Development continues along the Williamsburg waterfront as two new projects are in different stages of getting ready to rise on Kent Avenue.

The first is the current site of a factory that is home to Certified Lumber, located at 484 Kent Avenue (478-490 Kent Avenue is also used as an address). An application for a demolition permit was filed in August 2020, and two for two new building permits were filed in January 2021. No permits have been issued yet.

Filings show a pair of proposed buildings. One is 21 stories with 182 apartments, a parking garage for 88 vehicles underground, along with space for 64 bicycles, the super’s office and workshop, a staff break room, a laundry room and a pet grooming room. Retail will be on the first floor, along with a meeting room. The residential units will start on the second floor, with a pool on the sixth floor and terraces on the seventh and eighth floors. Part of the roof terrace will be available to all tenants, while another part will be private and accessible only from the penthouse unit. The other one will be 22 stories, with 249 units, parking for 98 cars underground and retail on the ground floor.

484 Kent Avenue this month. Photo by Craig Hubert

David West of Hill West Architects is the applicant of record for both. A rendering for the project has yet to be released. The owner is Miki Naftali of Naftali Group, who purchased the property in 2020 for $51,190,527, according to finance records.
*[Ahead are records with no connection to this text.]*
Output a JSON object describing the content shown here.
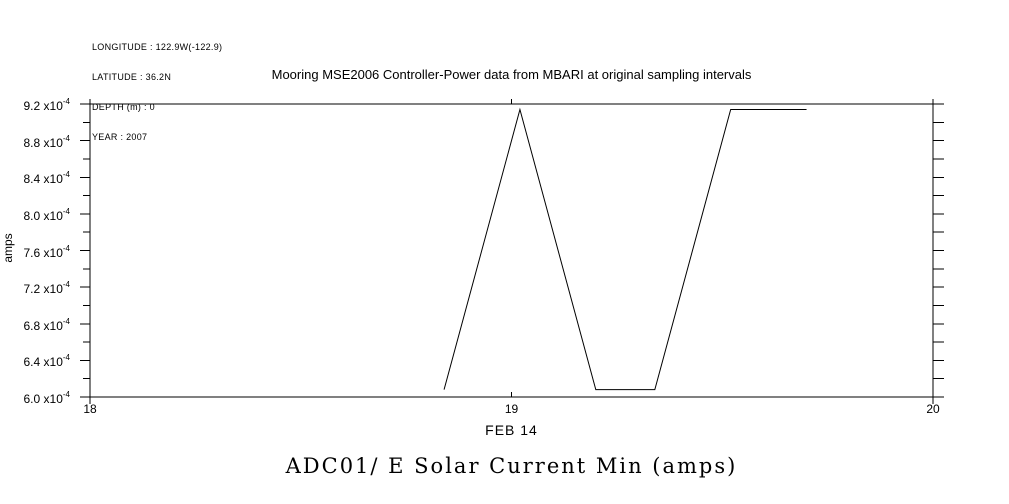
{
  "header": {
    "metadata_lines": [
      "LONGITUDE : 122.9W(-122.9)",
      "LATITUDE : 36.2N",
      "DEPTH (m) : 0",
      "YEAR : 2007"
    ],
    "title": "Mooring MSE2006 Controller-Power data from MBARI at original sampling intervals"
  },
  "footer": {
    "plot_caption": "ADC01/ E Solar Current Min (amps)"
  },
  "chart_data": {
    "type": "line",
    "title": "Mooring MSE2006 Controller-Power data from MBARI at original sampling intervals",
    "subtitle": "ADC01/ E Solar Current Min (amps)",
    "ylabel": "amps",
    "x_date_label": "FEB 14",
    "xlim": [
      18,
      20
    ],
    "x_ticks": [
      18,
      19,
      20
    ],
    "x_tick_labels": [
      "18",
      "19",
      "20"
    ],
    "ylim": [
      0.0006,
      0.00092
    ],
    "y_minor_step_e4": 0.2,
    "y_major_step_e4": 0.4,
    "y_major_tick_labels": [
      "6.0",
      "6.4",
      "6.8",
      "7.2",
      "7.6",
      "8.0",
      "8.4",
      "8.8",
      "9.2"
    ],
    "y_scale_prefix": "x10",
    "y_scale_exponent": "-4",
    "grid": false,
    "legend": false,
    "background": "#ffffff",
    "axis_color": "#000000",
    "series": [
      {
        "name": "ADC01/ E Solar Current Min",
        "units": "amps",
        "color": "#000000",
        "points": [
          {
            "x": 18.84,
            "y": 0.000608
          },
          {
            "x": 19.02,
            "y": 0.000914
          },
          {
            "x": 19.2,
            "y": 0.000608
          },
          {
            "x": 19.34,
            "y": 0.000608
          },
          {
            "x": 19.52,
            "y": 0.000914
          },
          {
            "x": 19.7,
            "y": 0.000914
          }
        ]
      }
    ]
  }
}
The two sites outlined in red. Image via Google Maps

The second is next door at 500 Kent Avenue, where proposed plans were revealed in a recent Environmental Assessment Statement provided by the Department of City Planning in February. That document shows the developer wants to build a 23-story building that will be a mix of office and retail with a 196-car parking garage underground and 37,233 square feet of waterfront space that is open to the public looking out on Wallabout Channel. Unusually, the developer is not planning any residential units.
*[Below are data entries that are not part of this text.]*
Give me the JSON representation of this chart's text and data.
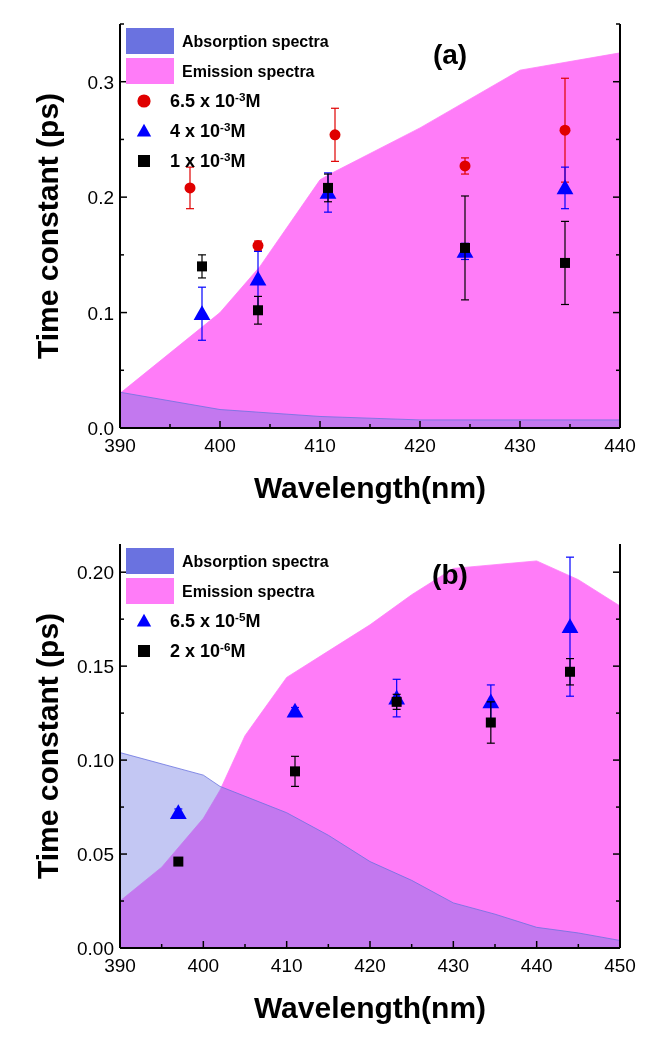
{
  "chart_data": [
    {
      "type": "scatter",
      "title": "(a)",
      "xlabel": "Wavelength(nm)",
      "ylabel": "Time constant (ps)",
      "xlim": [
        390,
        440
      ],
      "xticks": [
        390,
        {
          "value": 395,
          "label": null
        },
        400,
        {
          "value": 405,
          "label": null
        },
        410,
        {
          "value": 415,
          "label": null
        },
        420,
        {
          "value": 425,
          "label": null
        },
        430,
        {
          "value": 435,
          "label": null
        },
        440
      ],
      "ylim": [
        0,
        0.35
      ],
      "yticks": [
        {
          "value": 0,
          "label": "0.0"
        },
        {
          "value": 0.05,
          "label": null
        },
        0.1,
        {
          "value": 0.15,
          "label": null
        },
        0.2,
        {
          "value": 0.25,
          "label": null
        },
        0.3,
        {
          "value": 0.35,
          "label": null
        }
      ],
      "legend": "top left",
      "series": [
        {
          "name": "Absorption spectra",
          "type": "area",
          "color": "#6a72e0",
          "x": [
            390,
            400,
            410,
            420,
            440
          ],
          "values": [
            0.031,
            0.016,
            0.01,
            0.007,
            0.007
          ]
        },
        {
          "name": "Emission spectra",
          "type": "area",
          "color": "#ff7cf8",
          "x": [
            390,
            400,
            404,
            410,
            411,
            420,
            430,
            440
          ],
          "values": [
            0.03,
            0.1,
            0.14,
            0.215,
            0.22,
            0.26,
            0.31,
            0.325
          ]
        },
        {
          "name": "6.5 x 10$^{-3}$M",
          "type": "scatter",
          "marker": "circle",
          "color": "#e00000",
          "x": [
            397,
            403.8,
            411.5,
            424.5,
            434.5
          ],
          "values": [
            0.208,
            0.158,
            0.254,
            0.227,
            0.258
          ],
          "errors": [
            0.018,
            0.004,
            0.023,
            0.007,
            0.045
          ]
        },
        {
          "name": "4 x 10$^{-3}$M",
          "type": "scatter",
          "marker": "triangle",
          "color": "#0000ff",
          "x": [
            398.2,
            403.8,
            410.8,
            424.5,
            434.5
          ],
          "values": [
            0.099,
            0.129,
            0.204,
            0.153,
            0.208
          ],
          "errors": [
            0.023,
            0.024,
            0.017,
            0.007,
            0.018
          ]
        },
        {
          "name": "1 x 10$^{-3}$M",
          "type": "scatter",
          "marker": "square",
          "color": "#000000",
          "x": [
            398.2,
            403.8,
            410.8,
            424.5,
            434.5
          ],
          "values": [
            0.14,
            0.102,
            0.208,
            0.156,
            0.143
          ],
          "errors": [
            0.01,
            0.012,
            0.012,
            0.045,
            0.036
          ]
        }
      ]
    },
    {
      "type": "scatter",
      "title": "(b)",
      "xlabel": "Wavelength(nm)",
      "ylabel": "Time constant (ps)",
      "xlim": [
        390,
        450
      ],
      "xticks": [
        390,
        {
          "value": 395,
          "label": null
        },
        400,
        {
          "value": 405,
          "label": null
        },
        410,
        {
          "value": 415,
          "label": null
        },
        420,
        {
          "value": 425,
          "label": null
        },
        430,
        {
          "value": 435,
          "label": null
        },
        440,
        {
          "value": 445,
          "label": null
        },
        450
      ],
      "ylim": [
        0,
        0.215
      ],
      "yticks": [
        {
          "value": 0,
          "label": "0.00"
        },
        {
          "value": 0.025,
          "label": null
        },
        0.05,
        {
          "value": 0.075,
          "label": null
        },
        {
          "value": 0.1,
          "label": "0.10"
        },
        {
          "value": 0.125,
          "label": null
        },
        0.15,
        {
          "value": 0.175,
          "label": null
        },
        {
          "value": 0.2,
          "label": "0.20"
        }
      ],
      "legend": "top left",
      "series": [
        {
          "name": "Absorption spectra",
          "type": "area",
          "color": "#6a72e0",
          "x": [
            390,
            400,
            402,
            410,
            415,
            420,
            425,
            430,
            435,
            440,
            445,
            450
          ],
          "values": [
            0.104,
            0.092,
            0.086,
            0.072,
            0.06,
            0.046,
            0.036,
            0.024,
            0.018,
            0.011,
            0.008,
            0.004
          ]
        },
        {
          "name": "Emission spectra",
          "type": "area",
          "color": "#ff7cf8",
          "x": [
            390,
            395,
            400,
            402,
            405,
            410,
            415,
            420,
            425,
            430,
            435,
            440,
            445,
            450
          ],
          "values": [
            0.025,
            0.043,
            0.069,
            0.084,
            0.113,
            0.144,
            0.158,
            0.172,
            0.188,
            0.202,
            0.204,
            0.206,
            0.196,
            0.182
          ]
        },
        {
          "name": "6.5 x 10$^{-5}$M",
          "type": "scatter",
          "marker": "triangle",
          "color": "#0000ff",
          "x": [
            397,
            411,
            423.2,
            434.5,
            444
          ],
          "values": [
            0.072,
            0.126,
            0.133,
            0.131,
            0.171
          ],
          "errors": [
            0.002,
            0.002,
            0.01,
            0.009,
            0.037
          ]
        },
        {
          "name": "2 x 10$^{-6}$M",
          "type": "scatter",
          "marker": "square",
          "color": "#000000",
          "x": [
            397,
            411,
            423.2,
            434.5,
            444
          ],
          "values": [
            0.046,
            0.094,
            0.131,
            0.12,
            0.147
          ],
          "errors": [
            null,
            0.008,
            0.004,
            0.011,
            0.007
          ]
        }
      ]
    }
  ]
}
A massing study and rendering included in the plans show a twisting tower amid a modern, disjointed design with lots of sharp angles and blocky additions.
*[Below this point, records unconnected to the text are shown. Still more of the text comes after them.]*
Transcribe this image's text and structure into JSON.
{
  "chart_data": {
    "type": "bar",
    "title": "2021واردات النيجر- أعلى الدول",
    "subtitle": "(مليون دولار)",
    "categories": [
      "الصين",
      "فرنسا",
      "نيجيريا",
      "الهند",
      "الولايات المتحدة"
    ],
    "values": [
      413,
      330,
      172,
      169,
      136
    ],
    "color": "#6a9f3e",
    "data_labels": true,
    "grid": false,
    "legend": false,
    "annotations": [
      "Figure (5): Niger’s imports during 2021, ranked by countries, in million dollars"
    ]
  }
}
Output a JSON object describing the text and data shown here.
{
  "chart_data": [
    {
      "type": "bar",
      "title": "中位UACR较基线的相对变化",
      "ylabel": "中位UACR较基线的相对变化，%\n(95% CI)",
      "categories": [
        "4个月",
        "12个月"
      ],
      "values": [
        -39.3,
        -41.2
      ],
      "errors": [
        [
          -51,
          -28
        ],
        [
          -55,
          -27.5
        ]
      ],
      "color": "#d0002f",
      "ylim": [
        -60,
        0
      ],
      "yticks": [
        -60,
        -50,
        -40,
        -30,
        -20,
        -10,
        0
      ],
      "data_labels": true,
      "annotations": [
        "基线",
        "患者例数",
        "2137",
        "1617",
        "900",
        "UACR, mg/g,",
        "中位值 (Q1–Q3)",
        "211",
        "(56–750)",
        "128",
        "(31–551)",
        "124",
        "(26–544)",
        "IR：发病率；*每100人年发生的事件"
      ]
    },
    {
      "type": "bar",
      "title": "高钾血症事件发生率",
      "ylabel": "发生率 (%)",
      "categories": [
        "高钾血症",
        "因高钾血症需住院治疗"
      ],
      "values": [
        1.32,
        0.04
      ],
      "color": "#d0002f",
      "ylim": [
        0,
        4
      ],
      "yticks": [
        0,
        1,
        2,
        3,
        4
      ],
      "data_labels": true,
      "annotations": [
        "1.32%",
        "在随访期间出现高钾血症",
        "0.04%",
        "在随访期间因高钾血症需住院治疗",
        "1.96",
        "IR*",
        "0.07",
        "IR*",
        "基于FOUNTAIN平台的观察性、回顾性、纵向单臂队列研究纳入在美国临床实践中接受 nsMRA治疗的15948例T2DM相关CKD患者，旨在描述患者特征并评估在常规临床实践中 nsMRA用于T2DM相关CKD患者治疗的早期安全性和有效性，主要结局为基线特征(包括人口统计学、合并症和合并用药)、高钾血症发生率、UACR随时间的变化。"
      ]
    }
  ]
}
Rendering of 500 Kent Avenue via Department of City Planning
Rendering of 500 Kent Avenue via Department of City Planning

The architect on the project is not currently known. The owner, 500 Kent LLC (a partnership that includes Tomas Rosenthal’s Hampshire Properties, according to a story in The Real Deal) purchased the property from Con Edison in 2019 for $102,381,054.

A rezoning is needed for the project at 500 Kent Avenue to move forward (the previous owners behind 484 Kent received a zoning variance in 2010, which allows them to build residential). Adding to this is that the property, which was previously owned by Con Edison and was where they operated a power plant until 1999 (the building on the site was demolished in 2009), was heavily contaminated. Even though environmental remediation was completed in 2014, the Environmental Assessment Statement notes that further study needs to be done around the site because of its “potential to contain hazardous materials.”

The former power plant at 500 Kent Avenue in November 2006. Photo by Scott Bintner for PropertyShark

If both projects advance, it will be a major extension of the heavily developed waterfront area in Williamsburg. Down the street is the Schaefer Landing development at 446-450 Kent Avenue and former New York State governor Eliot Spitzer’s three-tower complex at 416-420 Kent Avenue. And not far away, on the other side of the Williamsburg Bridge, is the massive Domino project.